Und tatsächlich gibt es gar nicht so viele Sportarten, die nicht gemischt betrieben werden können: Im Volleyball funktioniert das. Im Eishockey dürfen Frauen zumindest als Torhüterinnen mitspielen. Letzteres versuchte vor kurzem die US-amerikanische Fussballnationaltorhüterin Hope Solo: Nachdem die US-Frauenfussballliga ein weiteres Mal ihren Betrieb eingestellt hatte, bemühte sich Solo, bei einem Männerklub unterzukommen. Einen Vertrag hätte sie erhalten, aber die Fifa intervenierte, genauso wie der Fussballverband schon intervenierte, als die AC Perugia Calcio versuchte, die Starfussballerinnen Hanna Ljungberg und Birgit Prinz zu verpflichten. Zugegeben, die Spielerinnen selber waren skeptisch, weil sie befürchteten, nur als Marketinggag herhalten zu müssen. Immerhin hätten sie nicht im Röckchen auflaufen müssen.
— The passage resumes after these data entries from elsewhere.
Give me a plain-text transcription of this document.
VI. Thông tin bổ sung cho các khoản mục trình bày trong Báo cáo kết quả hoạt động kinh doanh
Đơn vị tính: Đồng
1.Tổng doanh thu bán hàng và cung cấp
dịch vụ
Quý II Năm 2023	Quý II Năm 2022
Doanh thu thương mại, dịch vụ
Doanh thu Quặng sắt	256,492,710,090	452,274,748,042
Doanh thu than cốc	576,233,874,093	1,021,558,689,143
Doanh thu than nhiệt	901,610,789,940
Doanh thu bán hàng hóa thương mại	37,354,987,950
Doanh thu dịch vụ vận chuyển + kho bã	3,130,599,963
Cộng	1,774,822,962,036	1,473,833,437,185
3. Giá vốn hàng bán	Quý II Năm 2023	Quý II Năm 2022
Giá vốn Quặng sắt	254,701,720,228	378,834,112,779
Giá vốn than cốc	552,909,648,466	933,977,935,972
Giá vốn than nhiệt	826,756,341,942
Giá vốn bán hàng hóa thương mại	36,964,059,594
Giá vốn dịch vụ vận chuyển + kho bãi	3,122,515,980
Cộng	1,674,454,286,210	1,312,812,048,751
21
Verstehen Sie mich nicht falsch: Frauensport hat grosse Fortschritte gemacht. Sogar beim IOK hat man inzwischen gemerkt, dass es nicht geht, Frauen nur gerade zu den Sportarten zuzulassen, wo sie noch ein bisschen süss aussehen. 2014 in Sotschi werden nach langem Kampf endlich auch die Skispringerinnen antreten dürfen. Nur Geld werden sie auch in naher Zukunft damit keines verdienen können.

Wenn Sie also eine junge Frau treffen, die behauptet, es gebe keinen Ort mehr, an dem sie für die Gleichberechtigung kämpfen müsse, empfehlen Sie ihr doch, mit Sport anzufangen. Damit wäre auch vierzehn Jahre später mehr Solidarität bewiesen als mit violetten Socken.

Etrit Hasler kann nicht Nascar-Rennen fahren und ist überzeugt, dass ihm Frauen auch 
in jeder anderen Sportart das Wasser reichen können.